猫の骨盤骨折/仙腸関節脱臼
今回はのら猫ちゃんの交通事故症例です。いつも人懐こい猫ちゃんがずっと動かないのをみて心配になった方が連れてきてくれました。
来院時にはお腹が大きく、ぐったりしていました。ひと通り検査してみたところ骨盤骨折を生じており、お腹には2頭の胎児がおりましたが事故の影響ですでに心拍は停止しておりました。胎児はあきらめる以外にありませんが、母体は助けてあげたいと言ってくださりそのまま入院となりました。
こちらは初診時のレントゲン画像です。骨折により骨盤が狭くなってしまい、これでは歩けないのはもちろん、ウンチをすることもお腹の胎児をだすこともできない状態でした。交通事故の際にはどうやら頭も打っていたらしく、左右の瞳孔の大きさも違っていました。数日間の入院治療により頭の外傷に関しては改善がみられ、全身麻酔がかけられる状態になった時点で骨盤の手術と避妊手術を行いました。

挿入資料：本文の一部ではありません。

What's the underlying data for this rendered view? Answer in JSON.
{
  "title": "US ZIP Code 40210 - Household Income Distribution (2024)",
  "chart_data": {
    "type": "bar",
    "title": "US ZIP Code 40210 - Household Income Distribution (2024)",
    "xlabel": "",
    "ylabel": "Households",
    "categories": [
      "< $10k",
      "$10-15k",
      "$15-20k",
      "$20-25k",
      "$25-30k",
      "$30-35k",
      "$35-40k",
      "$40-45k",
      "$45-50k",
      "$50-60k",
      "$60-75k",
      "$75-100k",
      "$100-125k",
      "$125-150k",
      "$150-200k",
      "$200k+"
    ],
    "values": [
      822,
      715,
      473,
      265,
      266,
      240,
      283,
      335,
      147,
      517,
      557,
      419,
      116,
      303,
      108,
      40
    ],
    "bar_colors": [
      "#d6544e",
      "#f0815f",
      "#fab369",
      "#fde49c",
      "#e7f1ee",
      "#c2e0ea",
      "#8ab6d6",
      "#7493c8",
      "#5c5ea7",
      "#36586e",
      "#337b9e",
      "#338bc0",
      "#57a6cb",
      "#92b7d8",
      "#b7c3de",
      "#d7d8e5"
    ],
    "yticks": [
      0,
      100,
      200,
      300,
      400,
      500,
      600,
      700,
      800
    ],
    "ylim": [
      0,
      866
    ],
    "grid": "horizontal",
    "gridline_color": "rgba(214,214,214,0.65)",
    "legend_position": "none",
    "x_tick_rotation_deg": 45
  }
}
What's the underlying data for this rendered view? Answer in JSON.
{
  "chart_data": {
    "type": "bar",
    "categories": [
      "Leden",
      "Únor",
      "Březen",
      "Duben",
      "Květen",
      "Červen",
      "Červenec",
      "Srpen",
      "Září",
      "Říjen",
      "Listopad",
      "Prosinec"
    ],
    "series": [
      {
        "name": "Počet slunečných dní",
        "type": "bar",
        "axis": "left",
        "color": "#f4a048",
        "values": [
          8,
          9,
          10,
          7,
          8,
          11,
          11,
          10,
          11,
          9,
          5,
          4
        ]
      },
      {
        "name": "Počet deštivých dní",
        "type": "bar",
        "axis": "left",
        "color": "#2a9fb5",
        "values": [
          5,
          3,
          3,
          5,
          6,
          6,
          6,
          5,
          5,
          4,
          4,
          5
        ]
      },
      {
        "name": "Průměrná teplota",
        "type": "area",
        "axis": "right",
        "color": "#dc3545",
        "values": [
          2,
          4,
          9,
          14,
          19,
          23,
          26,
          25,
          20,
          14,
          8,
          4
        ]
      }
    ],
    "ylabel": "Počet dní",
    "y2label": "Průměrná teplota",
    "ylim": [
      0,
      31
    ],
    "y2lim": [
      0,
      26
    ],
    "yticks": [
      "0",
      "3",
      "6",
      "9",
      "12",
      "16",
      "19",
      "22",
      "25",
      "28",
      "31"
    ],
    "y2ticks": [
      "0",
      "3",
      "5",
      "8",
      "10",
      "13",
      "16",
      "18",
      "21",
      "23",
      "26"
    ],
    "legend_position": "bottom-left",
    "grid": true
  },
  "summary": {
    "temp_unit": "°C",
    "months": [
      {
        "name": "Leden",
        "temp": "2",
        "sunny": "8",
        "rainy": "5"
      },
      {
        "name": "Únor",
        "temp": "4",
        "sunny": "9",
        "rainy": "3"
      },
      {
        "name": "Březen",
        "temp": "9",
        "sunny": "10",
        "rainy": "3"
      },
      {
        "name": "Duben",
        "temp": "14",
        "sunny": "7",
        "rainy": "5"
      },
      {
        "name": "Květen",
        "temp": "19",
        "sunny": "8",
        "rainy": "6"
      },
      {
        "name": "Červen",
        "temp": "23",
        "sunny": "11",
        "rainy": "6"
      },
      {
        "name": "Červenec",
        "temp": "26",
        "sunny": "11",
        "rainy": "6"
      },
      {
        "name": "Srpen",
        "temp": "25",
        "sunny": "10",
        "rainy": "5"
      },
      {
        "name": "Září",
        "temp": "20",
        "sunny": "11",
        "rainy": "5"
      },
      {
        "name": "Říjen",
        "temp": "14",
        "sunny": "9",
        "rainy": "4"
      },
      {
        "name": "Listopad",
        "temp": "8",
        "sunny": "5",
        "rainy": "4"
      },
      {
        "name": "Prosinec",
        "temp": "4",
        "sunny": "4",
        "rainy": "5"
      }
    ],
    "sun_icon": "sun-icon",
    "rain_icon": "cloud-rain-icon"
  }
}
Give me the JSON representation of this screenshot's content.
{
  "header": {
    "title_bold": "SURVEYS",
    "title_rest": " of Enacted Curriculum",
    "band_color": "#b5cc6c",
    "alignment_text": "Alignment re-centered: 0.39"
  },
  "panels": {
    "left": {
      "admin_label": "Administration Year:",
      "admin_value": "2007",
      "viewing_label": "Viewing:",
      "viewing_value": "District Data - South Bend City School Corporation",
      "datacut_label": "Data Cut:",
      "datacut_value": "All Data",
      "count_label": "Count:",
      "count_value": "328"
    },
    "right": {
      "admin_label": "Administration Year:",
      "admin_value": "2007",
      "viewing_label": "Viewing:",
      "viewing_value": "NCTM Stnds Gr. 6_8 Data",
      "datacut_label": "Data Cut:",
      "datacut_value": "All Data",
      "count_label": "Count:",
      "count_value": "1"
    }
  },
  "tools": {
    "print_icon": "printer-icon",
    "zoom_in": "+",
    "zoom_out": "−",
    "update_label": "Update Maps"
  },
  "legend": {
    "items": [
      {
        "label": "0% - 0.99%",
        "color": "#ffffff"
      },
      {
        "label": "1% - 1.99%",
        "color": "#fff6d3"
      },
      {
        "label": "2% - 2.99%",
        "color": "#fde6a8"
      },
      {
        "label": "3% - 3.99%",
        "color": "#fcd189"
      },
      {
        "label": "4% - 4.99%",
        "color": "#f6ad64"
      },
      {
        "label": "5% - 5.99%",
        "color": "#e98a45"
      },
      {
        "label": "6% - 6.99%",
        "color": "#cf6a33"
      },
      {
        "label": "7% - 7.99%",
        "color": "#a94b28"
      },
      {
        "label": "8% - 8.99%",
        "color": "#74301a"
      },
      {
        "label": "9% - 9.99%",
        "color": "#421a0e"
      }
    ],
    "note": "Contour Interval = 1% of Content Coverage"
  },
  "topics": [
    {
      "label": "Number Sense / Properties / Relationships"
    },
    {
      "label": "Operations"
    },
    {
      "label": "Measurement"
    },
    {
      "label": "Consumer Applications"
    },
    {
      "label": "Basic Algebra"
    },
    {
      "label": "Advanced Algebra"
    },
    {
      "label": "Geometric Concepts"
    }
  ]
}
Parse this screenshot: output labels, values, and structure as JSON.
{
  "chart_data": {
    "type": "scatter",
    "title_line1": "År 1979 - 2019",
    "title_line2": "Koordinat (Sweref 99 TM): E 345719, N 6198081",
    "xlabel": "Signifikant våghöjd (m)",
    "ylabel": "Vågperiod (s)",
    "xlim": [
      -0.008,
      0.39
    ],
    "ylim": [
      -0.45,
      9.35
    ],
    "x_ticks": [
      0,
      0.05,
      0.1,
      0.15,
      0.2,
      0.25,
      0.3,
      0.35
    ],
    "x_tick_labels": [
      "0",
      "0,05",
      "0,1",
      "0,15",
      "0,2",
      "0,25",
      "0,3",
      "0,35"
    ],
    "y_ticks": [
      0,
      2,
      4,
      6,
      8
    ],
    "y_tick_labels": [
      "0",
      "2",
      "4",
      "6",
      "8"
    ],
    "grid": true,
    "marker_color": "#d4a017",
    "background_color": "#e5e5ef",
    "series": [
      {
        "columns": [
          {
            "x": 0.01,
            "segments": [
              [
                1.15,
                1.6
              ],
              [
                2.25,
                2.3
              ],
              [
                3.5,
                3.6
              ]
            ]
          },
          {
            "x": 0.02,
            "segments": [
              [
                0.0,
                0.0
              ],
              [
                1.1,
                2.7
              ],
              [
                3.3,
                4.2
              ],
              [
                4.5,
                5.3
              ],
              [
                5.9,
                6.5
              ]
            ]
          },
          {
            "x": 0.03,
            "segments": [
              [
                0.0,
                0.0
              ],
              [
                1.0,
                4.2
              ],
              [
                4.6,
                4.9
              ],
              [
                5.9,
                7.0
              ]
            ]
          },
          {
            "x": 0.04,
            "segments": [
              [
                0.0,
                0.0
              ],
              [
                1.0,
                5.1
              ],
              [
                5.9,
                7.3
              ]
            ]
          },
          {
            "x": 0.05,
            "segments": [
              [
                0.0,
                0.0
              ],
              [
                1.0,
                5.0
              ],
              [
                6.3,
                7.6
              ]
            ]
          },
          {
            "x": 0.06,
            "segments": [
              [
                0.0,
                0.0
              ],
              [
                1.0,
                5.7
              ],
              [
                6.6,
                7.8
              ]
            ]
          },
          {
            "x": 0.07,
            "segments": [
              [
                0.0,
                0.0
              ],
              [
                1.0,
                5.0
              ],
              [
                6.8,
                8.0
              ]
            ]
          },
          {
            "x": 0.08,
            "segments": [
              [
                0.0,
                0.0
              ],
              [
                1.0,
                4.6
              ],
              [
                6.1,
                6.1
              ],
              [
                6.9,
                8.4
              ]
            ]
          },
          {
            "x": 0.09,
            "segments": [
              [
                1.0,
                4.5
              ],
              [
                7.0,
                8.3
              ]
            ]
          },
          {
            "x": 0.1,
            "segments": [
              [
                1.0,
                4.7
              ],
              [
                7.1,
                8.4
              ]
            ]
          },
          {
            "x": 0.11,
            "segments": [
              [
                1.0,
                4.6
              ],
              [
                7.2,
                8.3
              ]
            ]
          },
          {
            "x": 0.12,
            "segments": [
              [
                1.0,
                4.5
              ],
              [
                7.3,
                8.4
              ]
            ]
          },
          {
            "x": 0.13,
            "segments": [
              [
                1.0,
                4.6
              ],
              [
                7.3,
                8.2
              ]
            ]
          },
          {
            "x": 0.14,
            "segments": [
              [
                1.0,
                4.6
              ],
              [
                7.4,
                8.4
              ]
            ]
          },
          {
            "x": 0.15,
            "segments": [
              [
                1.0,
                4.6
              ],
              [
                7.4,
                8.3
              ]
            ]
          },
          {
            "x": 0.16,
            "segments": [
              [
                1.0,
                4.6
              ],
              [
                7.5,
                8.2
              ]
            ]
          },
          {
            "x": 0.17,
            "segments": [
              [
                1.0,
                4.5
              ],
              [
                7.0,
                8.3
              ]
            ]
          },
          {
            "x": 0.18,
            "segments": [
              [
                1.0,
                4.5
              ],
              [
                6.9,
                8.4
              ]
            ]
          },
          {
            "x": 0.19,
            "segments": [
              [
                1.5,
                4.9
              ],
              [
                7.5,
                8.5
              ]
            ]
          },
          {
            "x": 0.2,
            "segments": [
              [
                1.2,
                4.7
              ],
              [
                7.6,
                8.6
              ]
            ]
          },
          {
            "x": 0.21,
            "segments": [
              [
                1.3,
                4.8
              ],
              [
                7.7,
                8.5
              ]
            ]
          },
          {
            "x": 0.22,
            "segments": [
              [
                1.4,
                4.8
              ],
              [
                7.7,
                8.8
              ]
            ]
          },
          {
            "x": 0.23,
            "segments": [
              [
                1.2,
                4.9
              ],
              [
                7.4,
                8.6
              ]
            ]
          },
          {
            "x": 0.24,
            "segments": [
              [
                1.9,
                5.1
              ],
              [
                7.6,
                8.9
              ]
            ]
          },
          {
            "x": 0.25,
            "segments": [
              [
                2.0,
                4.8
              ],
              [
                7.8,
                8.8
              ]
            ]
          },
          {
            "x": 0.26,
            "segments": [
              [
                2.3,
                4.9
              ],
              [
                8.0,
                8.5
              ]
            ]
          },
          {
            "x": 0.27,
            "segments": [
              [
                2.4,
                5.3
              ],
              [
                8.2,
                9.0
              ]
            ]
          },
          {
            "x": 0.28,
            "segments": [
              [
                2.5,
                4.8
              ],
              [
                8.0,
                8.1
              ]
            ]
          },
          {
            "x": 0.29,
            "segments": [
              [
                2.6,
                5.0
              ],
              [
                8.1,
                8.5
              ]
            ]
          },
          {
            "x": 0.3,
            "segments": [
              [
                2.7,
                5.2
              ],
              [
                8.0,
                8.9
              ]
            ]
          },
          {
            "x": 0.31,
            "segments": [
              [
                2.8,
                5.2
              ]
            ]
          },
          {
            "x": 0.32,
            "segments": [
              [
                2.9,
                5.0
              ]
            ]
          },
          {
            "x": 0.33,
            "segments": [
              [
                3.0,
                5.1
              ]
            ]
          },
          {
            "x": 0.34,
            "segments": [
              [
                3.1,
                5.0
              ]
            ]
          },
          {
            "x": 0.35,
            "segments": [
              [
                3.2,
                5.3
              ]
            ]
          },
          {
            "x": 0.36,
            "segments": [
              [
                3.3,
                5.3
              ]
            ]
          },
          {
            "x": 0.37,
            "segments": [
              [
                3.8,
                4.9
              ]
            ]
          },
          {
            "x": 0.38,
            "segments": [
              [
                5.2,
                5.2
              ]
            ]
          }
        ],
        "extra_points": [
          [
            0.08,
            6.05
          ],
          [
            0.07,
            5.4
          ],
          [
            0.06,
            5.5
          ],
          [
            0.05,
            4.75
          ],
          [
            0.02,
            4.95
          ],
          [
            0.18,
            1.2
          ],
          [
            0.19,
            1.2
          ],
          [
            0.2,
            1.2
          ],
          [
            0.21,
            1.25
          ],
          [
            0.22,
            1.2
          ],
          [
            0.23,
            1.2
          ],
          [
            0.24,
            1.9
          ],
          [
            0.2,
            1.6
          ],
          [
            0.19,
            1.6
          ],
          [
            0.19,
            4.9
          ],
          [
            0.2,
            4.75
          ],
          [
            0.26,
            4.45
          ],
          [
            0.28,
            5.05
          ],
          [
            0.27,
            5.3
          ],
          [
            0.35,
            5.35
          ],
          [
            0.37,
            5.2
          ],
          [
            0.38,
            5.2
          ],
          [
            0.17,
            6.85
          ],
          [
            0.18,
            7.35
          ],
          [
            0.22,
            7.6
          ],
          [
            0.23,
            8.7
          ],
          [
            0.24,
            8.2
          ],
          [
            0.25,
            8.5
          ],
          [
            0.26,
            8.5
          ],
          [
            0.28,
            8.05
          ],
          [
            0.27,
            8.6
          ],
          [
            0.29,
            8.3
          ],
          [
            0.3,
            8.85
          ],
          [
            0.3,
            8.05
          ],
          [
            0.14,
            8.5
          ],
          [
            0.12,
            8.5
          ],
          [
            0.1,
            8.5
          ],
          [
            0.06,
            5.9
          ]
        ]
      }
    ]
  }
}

骨盤と背骨は仙腸関節と呼ばれる関節で繋がっています。この仙腸関節は仙骨と呼ばれる腰骨と、腸骨という骨盤の骨をつなぐ関節であり、この猫ちゃんのようなケースでは仙腸関節の脱臼をきちんと整復してあげることで歩行や排便が可能となり、きちんと元の生活に戻ることができるようになります。
こちらが手術後のレントゲン画像です。整形外科用のスクリューを使用して左右の仙腸関節脱臼を整復しました。この関節が元の形に整復されると必然的に骨盤の形状も正常に復します。手術前はまったく歩けなかった猫ちゃんも、術後3日目くらいには自分で歩いてトイレでおしっことウンチができるようになりました。骨盤が安定するまでにはまだしばらく時間が必要ですが、拾ってくださった方がご自分の猫として保護してくださるとのことですので、まずは一安心です。
手術後のご本人の登場です。カメラのレンズに鼻を押し付けてみたり、あちこち動き回るのでなかなかシャッターチャンスが作れません。僕の腕前ではこの写真が限界です。逆さまになってゴロゴロしながら甘えん坊しています。
のら猫の交通事故は本当に痛ましいことですが、動物病院ではよく遭遇する出来事でもあります。今回もまた、地域の皆様の温かい支えがあって一つの命が助かりました。本当にありがとうございました。